Credit card fraud is one of the major issues, it is a method which helps people for their transaction such as mall etc. and the fraud detection is nothing but the process where the criminals found. They used SMOTE technique to find fraud and this technique will help to sort both the normal transaction and fraud transaction this process can make easy to find fraudulent. Neural Network KNN also takes place to find credit card fraud.

7. A Machine Learning Method with Hybrid Feature Selection for Improved Credit Card Fraud Detection

Keywords:

Feature selection, genetic algorithm

ML has been used to analyse customer data to detect and prevent fraud. They used a hybrid feature-selection technique consisting of filter and wrapper feature-selection to ensure most relevant features used for ML. The proposed method uses information gain (IG) technique to rank the feature, Extreme learning machine (ELM) as learning algorithm and GA wrapper. GA wrapper is optimized for imbalanced classification using the geometric mean (G-mean) as a fitness function.

  1. A supervised machine learning algorithm for detecting and predicting fraud in credit card transactions

Keywords:

Decision tree, Logistic regression, Fraud detection and prediction

With the advancement of data science and ML various algorithms have been used to determine the fraudulent. They study the performance of various ML models: Logistic Regression, Random Forest and Decision Tree to classify, predict and detect fraudulent in credit card transaction. Random forest is the most appropriate ML algorithm for predicting and detecting fraud in credit card transactions.

  1. Cybersecurity Enhancement to Detect Credit Card Frauds in Healthcare Using New Machine Learning Strategies

Keywords:

Healthcare, cybersecurity, fraudulent transactions

ML can helps in detecting credit card fraud in transaction and also reduces strain on financial institutions.

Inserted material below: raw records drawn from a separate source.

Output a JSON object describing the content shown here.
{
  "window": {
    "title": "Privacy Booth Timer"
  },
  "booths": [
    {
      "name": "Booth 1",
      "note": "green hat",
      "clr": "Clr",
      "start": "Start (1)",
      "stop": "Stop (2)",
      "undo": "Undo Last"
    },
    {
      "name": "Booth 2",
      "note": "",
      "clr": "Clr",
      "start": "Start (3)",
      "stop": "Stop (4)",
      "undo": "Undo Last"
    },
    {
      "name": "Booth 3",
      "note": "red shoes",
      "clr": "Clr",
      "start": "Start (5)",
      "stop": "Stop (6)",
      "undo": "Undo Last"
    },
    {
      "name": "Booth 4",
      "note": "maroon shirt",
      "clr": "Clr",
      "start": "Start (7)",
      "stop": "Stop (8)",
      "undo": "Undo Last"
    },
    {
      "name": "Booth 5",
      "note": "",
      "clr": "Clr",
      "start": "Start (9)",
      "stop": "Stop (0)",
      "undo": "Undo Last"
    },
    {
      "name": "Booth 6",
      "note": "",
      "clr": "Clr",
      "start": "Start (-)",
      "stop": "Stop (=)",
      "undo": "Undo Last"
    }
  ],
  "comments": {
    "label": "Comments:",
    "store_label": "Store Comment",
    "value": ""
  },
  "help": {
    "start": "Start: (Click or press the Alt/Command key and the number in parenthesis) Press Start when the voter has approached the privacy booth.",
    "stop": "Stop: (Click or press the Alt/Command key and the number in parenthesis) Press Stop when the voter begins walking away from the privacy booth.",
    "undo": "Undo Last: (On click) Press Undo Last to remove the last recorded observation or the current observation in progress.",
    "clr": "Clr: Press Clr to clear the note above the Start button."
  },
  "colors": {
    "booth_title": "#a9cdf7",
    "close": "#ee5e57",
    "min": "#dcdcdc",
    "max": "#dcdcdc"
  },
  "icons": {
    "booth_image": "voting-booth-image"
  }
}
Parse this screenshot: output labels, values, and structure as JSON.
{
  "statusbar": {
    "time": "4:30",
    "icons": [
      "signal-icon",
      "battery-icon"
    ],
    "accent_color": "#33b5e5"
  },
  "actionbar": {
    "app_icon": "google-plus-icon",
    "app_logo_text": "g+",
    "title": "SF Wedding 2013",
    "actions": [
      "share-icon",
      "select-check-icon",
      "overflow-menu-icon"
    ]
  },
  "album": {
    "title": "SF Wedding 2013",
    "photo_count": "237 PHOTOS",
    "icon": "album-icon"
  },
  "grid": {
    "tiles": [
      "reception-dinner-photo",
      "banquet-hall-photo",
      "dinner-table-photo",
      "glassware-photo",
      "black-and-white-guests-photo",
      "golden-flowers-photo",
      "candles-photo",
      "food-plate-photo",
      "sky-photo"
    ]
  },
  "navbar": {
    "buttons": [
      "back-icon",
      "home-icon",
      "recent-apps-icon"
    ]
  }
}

This paper aims to improve cybersecurity by detecting fraudulent transaction in dataset using the new classifier strategies such as cluster & classifier based decision tree(CCDT), cluster & classifier based logistic regression(CCLR), and cluster & classifier based random forest (CCRF).These are applied to detect healthcare fraudulent activities.

  1. Credit Card Fraud Detection based on Ensemble Machine Learning Classifiers

Keywords:

Synthetic Minority Oversampling; Imbalance Dataset; Recursive Feature Elimination.

The aim of this paper is to implement ensemble based ML techniques for credit card fraud detection. The strength of their model is a combination of three subsystems: Feature Elimination (RFE), CCFD’s using ensemble classifiers, and Synthetic Minority Oversampling (SMOTE) to deal with the unbalanced data to identify effective prediction features.